09/12/2025
Insights Blog

The European Parliament and Council have reached a provisional agreement on the Omnibus amendments to the Corporate Sustainability Reporting Directive (CSRD) and Corporate Sustainability Due Diligence Directive (CSDDD). 

The agreed text is not yet available, but press releases from the European Parliament and Council confirm the following:  

 CSRD  

  • Scope Thresholds: For EU companies, there is an employee threshold of 1,000 employees and a net turnover threshold of EUR 450 millionFor non-EU companies, the net turnover threshold is increased to EUR 450 million. 
  • Listed SMEs: Removed from scope.  
  • Financial Holding Undertakings: Exempt from scope. 
  • Wave One Reporters: A transition exemption will apply for “wave one” companies falling out of scope for 2025 and 2026.  

CSDDD

  • Scope Thresholds: For EU companies, there is an employee threshold of 5,000 employees and a net turnover threshold of EUR 1.5 billion.
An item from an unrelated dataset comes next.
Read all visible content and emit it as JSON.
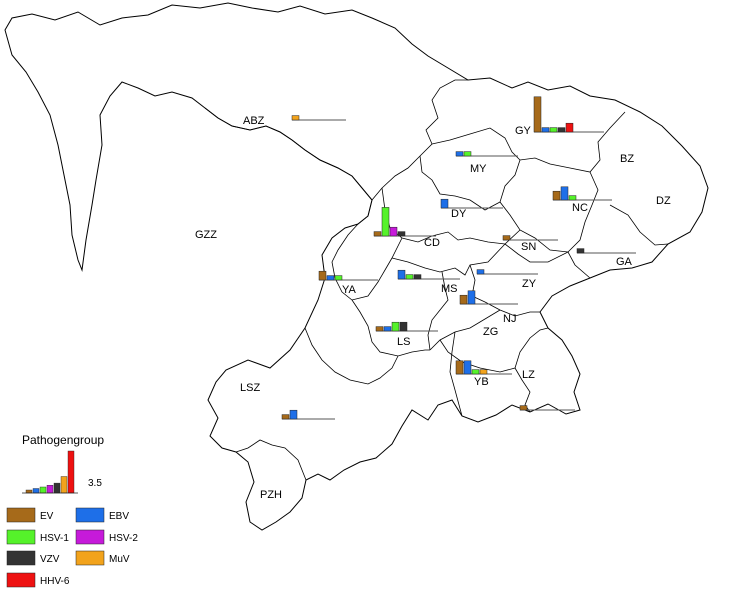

For non-EU companies, the EU net turnover threshold is EUR 1.5 billion 
  • Due Diligence: Companies to adopt a risk-based approach, focusing on areas of the chain of activities where adverse impacts are most likely to occur.  
  • Climate Transition Plan: The obligation to adopt and put into effect a transition plan for climate change mitigation has been removed.  
  • Civil Liability: The EU harmonised liability regime is removed.  
  • Timeframe: The CSDDD transposition deadline is extended to 26 July 2028, with first application from July 2029 

 The provisional agreement introduces a review clause concerning a possible extension of the scope for both CSRD and CSDDD. 

Next Steps

Formal approval of the provisional agreement is required from both the European Parliament and the Council.   

ESRS Simplification 

On 3 December 2025, EFRAG submitted its technical advice to the European Commission on revised ESRS.  The Commission is expected to adopt revised ESRS via a delegated act within six months of the Omnibus amendments to CSRD entering into force.